Exhibitors at Pitti Bimbo children's fashion shows are paying a particular interest to foreign buyers: this well known international exhibition (in terms of quality and research) opened yesterday at the Fortezza da Basso in Florence (and will run until tomorrow) with 503 brands—280 of which (53%) are foreign—presenting their new fall/winter collections. There will be an estimated 7,000 buyers, from around 50 countries.
For the Italian companies, the key is endurance.
“In spite of the incertain and complex context,” SMI explains, “children's fashion is expected to maintain a positive development throughout the first part of 2017, even through trends are moderate.”
As consolation, the Italian market has experienced a slight recovery: after a big slowdown in recent years, domestic purchases (among families, non-families, and others) have stopped falling (-0.1% to €4.236 billion in 2016), with some two-month periods even showing positive trends (like July-August, at +1%).

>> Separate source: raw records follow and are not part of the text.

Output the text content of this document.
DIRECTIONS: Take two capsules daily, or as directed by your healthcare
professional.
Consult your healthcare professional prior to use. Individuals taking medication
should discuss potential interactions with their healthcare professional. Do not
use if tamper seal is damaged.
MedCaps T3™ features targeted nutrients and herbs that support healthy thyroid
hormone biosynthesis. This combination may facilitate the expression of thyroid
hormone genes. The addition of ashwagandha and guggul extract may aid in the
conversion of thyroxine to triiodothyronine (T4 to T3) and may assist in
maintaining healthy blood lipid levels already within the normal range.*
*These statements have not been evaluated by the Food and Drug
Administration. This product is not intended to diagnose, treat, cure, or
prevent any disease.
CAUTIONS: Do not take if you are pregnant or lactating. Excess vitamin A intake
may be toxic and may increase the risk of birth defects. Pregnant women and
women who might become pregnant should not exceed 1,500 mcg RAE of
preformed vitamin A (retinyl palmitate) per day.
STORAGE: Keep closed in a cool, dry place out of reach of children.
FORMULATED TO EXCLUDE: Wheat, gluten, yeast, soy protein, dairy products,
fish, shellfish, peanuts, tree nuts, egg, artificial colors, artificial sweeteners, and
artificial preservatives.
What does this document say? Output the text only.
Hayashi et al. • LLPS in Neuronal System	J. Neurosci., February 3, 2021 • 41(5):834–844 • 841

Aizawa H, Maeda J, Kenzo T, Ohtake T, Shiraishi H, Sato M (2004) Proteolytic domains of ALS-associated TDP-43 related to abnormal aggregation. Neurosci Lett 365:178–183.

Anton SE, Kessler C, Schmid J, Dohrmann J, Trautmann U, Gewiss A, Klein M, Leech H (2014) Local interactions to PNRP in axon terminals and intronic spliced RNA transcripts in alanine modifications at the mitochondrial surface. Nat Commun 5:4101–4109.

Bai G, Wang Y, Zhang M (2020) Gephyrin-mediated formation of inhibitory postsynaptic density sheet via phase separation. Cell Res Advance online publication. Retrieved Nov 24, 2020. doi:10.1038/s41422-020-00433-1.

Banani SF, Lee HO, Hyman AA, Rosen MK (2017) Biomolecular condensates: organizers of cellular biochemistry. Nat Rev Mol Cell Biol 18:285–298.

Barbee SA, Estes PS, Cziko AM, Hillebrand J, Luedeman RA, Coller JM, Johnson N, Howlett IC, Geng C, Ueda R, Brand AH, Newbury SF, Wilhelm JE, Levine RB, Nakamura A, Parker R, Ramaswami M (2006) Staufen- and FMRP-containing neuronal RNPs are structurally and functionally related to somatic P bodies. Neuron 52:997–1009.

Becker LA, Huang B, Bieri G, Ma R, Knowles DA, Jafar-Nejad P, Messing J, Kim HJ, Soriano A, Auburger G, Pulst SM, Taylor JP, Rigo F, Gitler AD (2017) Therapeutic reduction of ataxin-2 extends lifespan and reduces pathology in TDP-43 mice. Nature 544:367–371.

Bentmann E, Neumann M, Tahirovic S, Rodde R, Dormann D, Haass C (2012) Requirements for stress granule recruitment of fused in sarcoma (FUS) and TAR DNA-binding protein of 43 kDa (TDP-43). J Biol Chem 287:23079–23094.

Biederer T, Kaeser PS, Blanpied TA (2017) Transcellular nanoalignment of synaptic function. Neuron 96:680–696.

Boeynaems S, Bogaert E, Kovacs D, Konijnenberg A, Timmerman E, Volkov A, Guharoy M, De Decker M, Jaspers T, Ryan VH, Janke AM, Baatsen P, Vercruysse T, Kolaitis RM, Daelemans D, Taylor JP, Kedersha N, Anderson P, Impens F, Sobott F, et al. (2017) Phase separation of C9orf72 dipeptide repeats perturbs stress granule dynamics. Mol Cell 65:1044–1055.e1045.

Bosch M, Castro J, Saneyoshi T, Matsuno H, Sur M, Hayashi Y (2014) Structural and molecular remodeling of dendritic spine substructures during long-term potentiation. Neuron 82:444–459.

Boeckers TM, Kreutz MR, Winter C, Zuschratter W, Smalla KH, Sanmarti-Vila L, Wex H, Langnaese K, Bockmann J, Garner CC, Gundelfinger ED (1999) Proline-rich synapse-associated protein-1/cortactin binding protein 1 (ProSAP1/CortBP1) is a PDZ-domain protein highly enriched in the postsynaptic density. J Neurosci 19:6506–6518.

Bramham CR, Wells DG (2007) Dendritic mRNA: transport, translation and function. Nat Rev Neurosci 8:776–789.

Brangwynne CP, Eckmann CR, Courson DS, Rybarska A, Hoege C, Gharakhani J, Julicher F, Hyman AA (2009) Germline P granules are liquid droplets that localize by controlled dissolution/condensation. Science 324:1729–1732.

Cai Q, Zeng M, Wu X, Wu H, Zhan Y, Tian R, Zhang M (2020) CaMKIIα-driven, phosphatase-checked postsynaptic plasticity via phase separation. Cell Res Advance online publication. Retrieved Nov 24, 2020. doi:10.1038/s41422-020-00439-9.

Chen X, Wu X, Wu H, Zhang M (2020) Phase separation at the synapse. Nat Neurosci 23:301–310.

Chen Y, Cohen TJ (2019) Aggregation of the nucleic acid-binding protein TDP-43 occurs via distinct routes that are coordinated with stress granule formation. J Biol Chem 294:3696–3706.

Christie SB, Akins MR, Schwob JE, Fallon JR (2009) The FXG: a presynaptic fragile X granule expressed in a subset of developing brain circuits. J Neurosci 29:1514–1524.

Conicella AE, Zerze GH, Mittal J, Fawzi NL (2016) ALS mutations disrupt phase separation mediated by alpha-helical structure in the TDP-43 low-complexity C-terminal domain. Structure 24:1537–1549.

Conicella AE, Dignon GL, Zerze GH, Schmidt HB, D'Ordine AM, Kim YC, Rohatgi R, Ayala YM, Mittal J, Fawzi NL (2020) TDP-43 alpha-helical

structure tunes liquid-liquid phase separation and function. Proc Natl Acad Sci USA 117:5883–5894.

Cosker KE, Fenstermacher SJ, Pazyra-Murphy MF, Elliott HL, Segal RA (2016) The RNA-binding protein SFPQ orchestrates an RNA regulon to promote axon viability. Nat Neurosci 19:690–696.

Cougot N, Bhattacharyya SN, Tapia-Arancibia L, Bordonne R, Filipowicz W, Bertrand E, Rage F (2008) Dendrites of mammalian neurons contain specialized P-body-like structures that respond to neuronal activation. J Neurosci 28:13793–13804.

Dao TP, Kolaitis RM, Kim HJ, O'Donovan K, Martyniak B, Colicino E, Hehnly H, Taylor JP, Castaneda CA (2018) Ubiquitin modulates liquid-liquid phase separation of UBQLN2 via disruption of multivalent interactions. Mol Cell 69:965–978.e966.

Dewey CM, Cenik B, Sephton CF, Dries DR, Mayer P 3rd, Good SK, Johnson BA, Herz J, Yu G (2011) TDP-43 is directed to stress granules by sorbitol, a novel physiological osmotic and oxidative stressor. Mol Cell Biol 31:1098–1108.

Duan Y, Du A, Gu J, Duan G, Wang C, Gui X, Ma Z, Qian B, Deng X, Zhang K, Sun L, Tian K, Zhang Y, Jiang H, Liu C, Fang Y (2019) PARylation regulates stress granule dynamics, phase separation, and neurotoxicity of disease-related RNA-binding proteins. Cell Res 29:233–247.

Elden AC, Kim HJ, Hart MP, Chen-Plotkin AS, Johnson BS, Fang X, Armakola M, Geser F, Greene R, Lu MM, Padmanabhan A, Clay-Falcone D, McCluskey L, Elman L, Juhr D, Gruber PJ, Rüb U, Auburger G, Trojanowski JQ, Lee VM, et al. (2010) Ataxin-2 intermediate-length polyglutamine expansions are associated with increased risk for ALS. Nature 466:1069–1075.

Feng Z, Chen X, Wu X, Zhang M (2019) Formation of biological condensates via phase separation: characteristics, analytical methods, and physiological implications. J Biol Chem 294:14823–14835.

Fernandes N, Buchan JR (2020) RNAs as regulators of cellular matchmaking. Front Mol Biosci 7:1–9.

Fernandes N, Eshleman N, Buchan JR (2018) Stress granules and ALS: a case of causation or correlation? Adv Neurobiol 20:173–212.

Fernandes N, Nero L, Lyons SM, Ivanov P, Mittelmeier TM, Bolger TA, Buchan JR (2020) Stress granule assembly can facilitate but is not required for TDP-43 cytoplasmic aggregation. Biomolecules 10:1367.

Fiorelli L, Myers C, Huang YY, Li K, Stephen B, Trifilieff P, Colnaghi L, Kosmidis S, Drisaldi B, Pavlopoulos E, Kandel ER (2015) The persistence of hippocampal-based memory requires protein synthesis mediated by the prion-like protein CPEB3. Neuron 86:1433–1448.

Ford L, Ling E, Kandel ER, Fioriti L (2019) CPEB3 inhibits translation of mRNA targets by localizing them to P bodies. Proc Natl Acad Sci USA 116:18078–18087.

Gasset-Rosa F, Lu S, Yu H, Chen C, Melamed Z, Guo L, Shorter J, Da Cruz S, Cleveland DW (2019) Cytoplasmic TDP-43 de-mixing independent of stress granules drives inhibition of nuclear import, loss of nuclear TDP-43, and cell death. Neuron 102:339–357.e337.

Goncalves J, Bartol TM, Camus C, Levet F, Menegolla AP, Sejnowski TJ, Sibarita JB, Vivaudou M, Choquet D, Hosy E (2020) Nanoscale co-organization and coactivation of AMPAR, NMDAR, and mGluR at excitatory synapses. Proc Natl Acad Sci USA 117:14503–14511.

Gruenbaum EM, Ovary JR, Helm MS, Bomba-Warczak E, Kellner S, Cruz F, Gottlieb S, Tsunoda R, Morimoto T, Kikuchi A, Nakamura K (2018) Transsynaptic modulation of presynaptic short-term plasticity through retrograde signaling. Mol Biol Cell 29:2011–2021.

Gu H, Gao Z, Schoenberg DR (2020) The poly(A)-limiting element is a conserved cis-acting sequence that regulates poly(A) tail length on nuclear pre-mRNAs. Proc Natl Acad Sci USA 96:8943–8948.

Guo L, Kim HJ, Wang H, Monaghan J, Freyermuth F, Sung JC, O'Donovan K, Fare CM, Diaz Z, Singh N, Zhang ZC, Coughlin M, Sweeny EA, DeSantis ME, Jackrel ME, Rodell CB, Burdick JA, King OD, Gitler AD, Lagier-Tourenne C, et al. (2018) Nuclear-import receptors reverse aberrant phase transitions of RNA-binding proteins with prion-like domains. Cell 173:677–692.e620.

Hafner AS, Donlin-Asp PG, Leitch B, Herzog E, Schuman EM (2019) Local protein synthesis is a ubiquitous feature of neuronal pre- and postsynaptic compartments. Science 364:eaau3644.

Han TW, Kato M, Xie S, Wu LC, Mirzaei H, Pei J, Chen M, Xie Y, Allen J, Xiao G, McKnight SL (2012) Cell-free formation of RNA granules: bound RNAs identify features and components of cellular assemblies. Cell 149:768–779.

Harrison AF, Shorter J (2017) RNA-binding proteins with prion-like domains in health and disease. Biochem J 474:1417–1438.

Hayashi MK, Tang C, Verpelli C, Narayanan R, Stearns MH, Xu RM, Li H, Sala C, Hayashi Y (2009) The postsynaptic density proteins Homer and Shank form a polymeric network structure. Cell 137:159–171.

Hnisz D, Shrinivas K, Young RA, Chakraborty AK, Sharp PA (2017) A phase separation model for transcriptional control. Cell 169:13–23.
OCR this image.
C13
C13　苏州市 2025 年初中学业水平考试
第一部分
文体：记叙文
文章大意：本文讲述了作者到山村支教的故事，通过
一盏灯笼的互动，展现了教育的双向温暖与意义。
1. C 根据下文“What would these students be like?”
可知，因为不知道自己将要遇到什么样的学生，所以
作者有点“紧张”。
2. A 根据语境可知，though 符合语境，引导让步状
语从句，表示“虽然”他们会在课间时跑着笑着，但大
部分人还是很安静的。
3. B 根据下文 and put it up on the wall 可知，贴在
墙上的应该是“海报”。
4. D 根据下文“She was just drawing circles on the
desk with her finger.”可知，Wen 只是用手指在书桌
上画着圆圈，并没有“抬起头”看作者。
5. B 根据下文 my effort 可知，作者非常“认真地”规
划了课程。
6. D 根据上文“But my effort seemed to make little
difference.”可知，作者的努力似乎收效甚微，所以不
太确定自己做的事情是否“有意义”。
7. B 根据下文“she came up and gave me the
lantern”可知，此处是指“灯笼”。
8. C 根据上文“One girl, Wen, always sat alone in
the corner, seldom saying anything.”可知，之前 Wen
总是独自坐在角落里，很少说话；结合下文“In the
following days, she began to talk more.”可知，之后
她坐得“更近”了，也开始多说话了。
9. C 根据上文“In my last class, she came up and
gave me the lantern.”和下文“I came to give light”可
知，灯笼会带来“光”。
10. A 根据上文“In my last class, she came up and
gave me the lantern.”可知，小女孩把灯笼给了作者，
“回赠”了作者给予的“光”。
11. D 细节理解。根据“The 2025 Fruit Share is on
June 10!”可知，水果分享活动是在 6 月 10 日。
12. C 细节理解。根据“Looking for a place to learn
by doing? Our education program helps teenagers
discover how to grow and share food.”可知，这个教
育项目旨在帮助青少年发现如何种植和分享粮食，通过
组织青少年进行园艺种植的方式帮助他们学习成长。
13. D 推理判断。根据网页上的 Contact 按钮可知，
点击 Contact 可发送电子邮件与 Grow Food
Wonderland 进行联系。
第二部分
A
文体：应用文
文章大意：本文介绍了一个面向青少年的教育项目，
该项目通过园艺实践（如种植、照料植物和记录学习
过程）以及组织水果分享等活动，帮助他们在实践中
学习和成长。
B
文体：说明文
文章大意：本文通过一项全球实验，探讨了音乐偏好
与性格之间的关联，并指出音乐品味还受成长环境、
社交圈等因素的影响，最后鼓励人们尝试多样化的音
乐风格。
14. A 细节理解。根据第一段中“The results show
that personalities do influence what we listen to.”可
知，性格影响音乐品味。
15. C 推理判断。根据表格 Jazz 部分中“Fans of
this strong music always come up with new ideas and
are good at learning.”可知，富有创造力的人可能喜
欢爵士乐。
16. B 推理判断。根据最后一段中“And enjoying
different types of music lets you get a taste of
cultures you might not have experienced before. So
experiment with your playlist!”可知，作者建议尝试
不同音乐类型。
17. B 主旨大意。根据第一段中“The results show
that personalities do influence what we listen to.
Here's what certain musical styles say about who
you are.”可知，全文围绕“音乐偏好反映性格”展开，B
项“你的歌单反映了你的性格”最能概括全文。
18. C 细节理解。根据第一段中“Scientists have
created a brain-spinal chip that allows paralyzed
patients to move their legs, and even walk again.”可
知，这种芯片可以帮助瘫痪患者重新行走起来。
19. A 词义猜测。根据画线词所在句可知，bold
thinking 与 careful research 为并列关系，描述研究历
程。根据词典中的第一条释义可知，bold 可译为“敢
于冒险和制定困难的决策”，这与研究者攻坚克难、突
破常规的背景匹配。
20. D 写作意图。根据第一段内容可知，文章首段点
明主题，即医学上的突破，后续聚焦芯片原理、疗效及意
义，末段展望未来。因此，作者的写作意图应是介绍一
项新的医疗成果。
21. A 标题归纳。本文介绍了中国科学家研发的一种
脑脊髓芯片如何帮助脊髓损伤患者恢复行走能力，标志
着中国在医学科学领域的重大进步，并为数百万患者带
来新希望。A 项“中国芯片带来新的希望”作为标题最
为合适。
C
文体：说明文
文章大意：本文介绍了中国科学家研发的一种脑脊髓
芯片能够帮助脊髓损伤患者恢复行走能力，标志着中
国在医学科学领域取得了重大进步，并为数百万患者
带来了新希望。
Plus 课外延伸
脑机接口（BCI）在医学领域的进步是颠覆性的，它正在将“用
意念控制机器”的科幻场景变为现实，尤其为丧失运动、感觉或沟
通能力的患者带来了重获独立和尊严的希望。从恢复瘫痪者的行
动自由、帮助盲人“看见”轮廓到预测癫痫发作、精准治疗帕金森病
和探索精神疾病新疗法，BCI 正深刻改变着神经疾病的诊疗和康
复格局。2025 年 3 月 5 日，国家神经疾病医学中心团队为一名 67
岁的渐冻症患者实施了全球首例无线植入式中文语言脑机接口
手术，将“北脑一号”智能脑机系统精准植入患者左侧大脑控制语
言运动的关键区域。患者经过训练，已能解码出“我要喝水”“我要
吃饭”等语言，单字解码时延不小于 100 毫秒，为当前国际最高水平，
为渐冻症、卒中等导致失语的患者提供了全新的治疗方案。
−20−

The current changes in the distribution channels are very significant. Independent stores are shrinking, while chain stores and large-scale retailers are expanding constantly. The fall-winter sales for 2015-2016 say it all: the chain stores got stronger (+3.2%, claiming 50.9% of the market); large-scale retailers skyrocketed (+13.2%, 26.9% of the market); and independent stores crashed (-16%, 13.5% of the market). E-commerce shrank (-4.8%) as well.
In the 0-7 years old division, families were inclined to spend more: large-scale retailers (that is, single-brand and multi-brand stores, wholesalers, and supermarkets) performed the best. According to figures from Sita Ricerca, in 2016 large-scale retailers represented 82.2% of total spending (in terms of value) for Italian families. Four years ago, it was only 72.4%.